North Korea supplied coal to its neighbour to the south and Japan in the latest evidence of sanctions on the isolated state being thwarted, according to a report.
Western intelligence officials cited by Reuters said the North had repeatedly shipped coal to Russian ports, where it was unloaded and then passed along to South Korea and Japan.
Representatives of the Russian and Japanese foreign ministries did not respond to Reuters’ requests for comment, while South Korea’s foreign ministry said Seoul was “monitoring any sanctions-evading activities by North Korea”.
Global efforts to punish North Korean aggression with economic penalties have been undermined by some countries continuing to trade with the country, officials have warned.

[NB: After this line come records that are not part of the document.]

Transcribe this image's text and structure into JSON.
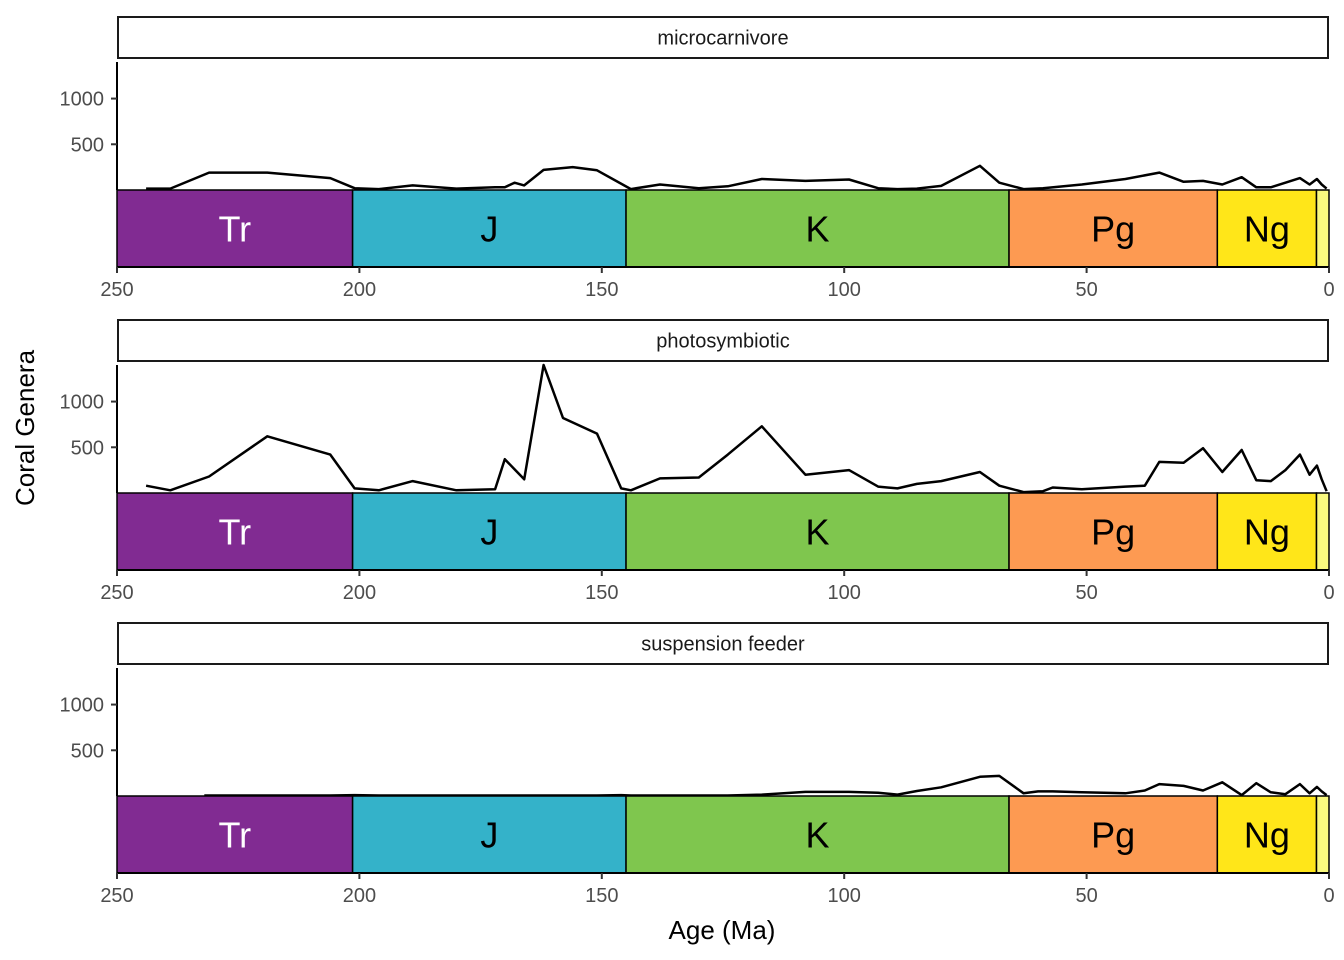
{
  "chart_data": {
    "type": "line",
    "xlabel": "Age (Ma)",
    "ylabel": "Coral Genera",
    "xlim": [
      250,
      0
    ],
    "x_reversed": true,
    "xticks": [
      250,
      200,
      150,
      100,
      50,
      0
    ],
    "yticks": [
      500,
      1000
    ],
    "ylim": [
      0,
      1400
    ],
    "grid": false,
    "line_color": "#000000",
    "periods": [
      {
        "abbr": "Tr",
        "start": 251.9,
        "end": 201.4,
        "color": "#812B92",
        "text_color": "#FFFFFF"
      },
      {
        "abbr": "J",
        "start": 201.4,
        "end": 145.0,
        "color": "#34B2C9",
        "text_color": "#000000"
      },
      {
        "abbr": "K",
        "start": 145.0,
        "end": 66.0,
        "color": "#7FC64E",
        "text_color": "#000000"
      },
      {
        "abbr": "Pg",
        "start": 66.0,
        "end": 23.03,
        "color": "#FD9A52",
        "text_color": "#000000"
      },
      {
        "abbr": "Ng",
        "start": 23.03,
        "end": 2.58,
        "color": "#FFE619",
        "text_color": "#000000"
      },
      {
        "abbr": "",
        "start": 2.58,
        "end": 0.0,
        "color": "#F9F97F",
        "text_color": "#000000"
      }
    ],
    "panels": [
      {
        "label": "microcarnivore",
        "x": [
          244,
          239,
          231,
          219,
          206,
          201,
          196,
          189,
          180,
          172,
          170,
          168,
          166,
          162,
          156,
          151,
          144,
          138,
          130,
          124,
          117,
          108,
          99,
          93,
          89,
          85,
          80,
          72,
          68,
          63,
          59,
          51,
          42,
          35,
          30,
          26,
          22,
          18,
          15,
          12,
          9,
          6,
          4,
          2.5,
          1.5,
          0.5
        ],
        "y": [
          15,
          15,
          190,
          190,
          130,
          20,
          10,
          50,
          15,
          30,
          30,
          80,
          50,
          220,
          250,
          215,
          10,
          60,
          20,
          40,
          120,
          100,
          115,
          20,
          10,
          15,
          45,
          265,
          80,
          10,
          20,
          60,
          120,
          190,
          90,
          100,
          60,
          140,
          30,
          30,
          80,
          130,
          60,
          120,
          60,
          15
        ]
      },
      {
        "label": "photosymbiotic",
        "x": [
          244,
          239,
          231,
          219,
          206,
          201,
          196,
          189,
          180,
          172,
          170,
          168,
          166,
          162,
          158,
          151,
          146,
          144,
          138,
          130,
          124,
          117,
          108,
          99,
          93,
          89,
          85,
          80,
          72,
          68,
          63,
          59,
          57,
          51,
          42,
          38,
          35,
          30,
          26,
          22,
          18,
          15,
          12,
          9,
          6,
          4,
          2.5,
          1.5,
          0.5
        ],
        "y": [
          80,
          30,
          180,
          620,
          420,
          50,
          30,
          130,
          30,
          40,
          370,
          260,
          150,
          1400,
          820,
          650,
          50,
          30,
          160,
          170,
          420,
          730,
          200,
          250,
          70,
          50,
          100,
          130,
          230,
          80,
          10,
          20,
          60,
          40,
          70,
          80,
          340,
          330,
          490,
          230,
          470,
          140,
          130,
          250,
          420,
          200,
          300,
          150,
          20
        ]
      },
      {
        "label": "suspension feeder",
        "x": [
          232,
          219,
          206,
          201,
          196,
          189,
          180,
          172,
          170,
          168,
          166,
          162,
          158,
          151,
          146,
          144,
          138,
          130,
          124,
          117,
          108,
          99,
          93,
          89,
          85,
          80,
          72,
          68,
          63,
          60,
          57,
          51,
          42,
          38,
          35,
          30,
          26,
          22,
          18,
          15,
          12,
          9,
          6,
          4,
          2.5,
          1.5,
          0.5
        ],
        "y": [
          5,
          5,
          5,
          10,
          5,
          5,
          5,
          5,
          5,
          5,
          5,
          5,
          5,
          5,
          10,
          5,
          5,
          5,
          5,
          15,
          45,
          45,
          35,
          15,
          55,
          95,
          210,
          220,
          30,
          50,
          50,
          40,
          30,
          60,
          130,
          110,
          60,
          150,
          10,
          140,
          40,
          20,
          130,
          30,
          100,
          50,
          10
        ]
      }
    ]
  }
}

The United Nations has imposed multiple rounds of sanctions in response to North Korea’s tests of increasingly sophisticated weaponry.
Commerce has allegedly flowed in both directions, with Reuters reporting last year that Russian vessels had sustained an economic “lifeline” to North Korea by supplying the country with fuel.
Speaking last year at a United Nations Security Council meeting, America’s ambassador to the UN, Nikki Haley, warned that some countries were “continuing to fund the North Korean nuclear programme”.
She referenced “reports of the regime continuing to smuggle coal into neighbouring Asian countries”, defying a ban on coal exports, and of North Korea “illegally obtaining refined petroleum” through ship-to-ship transfers.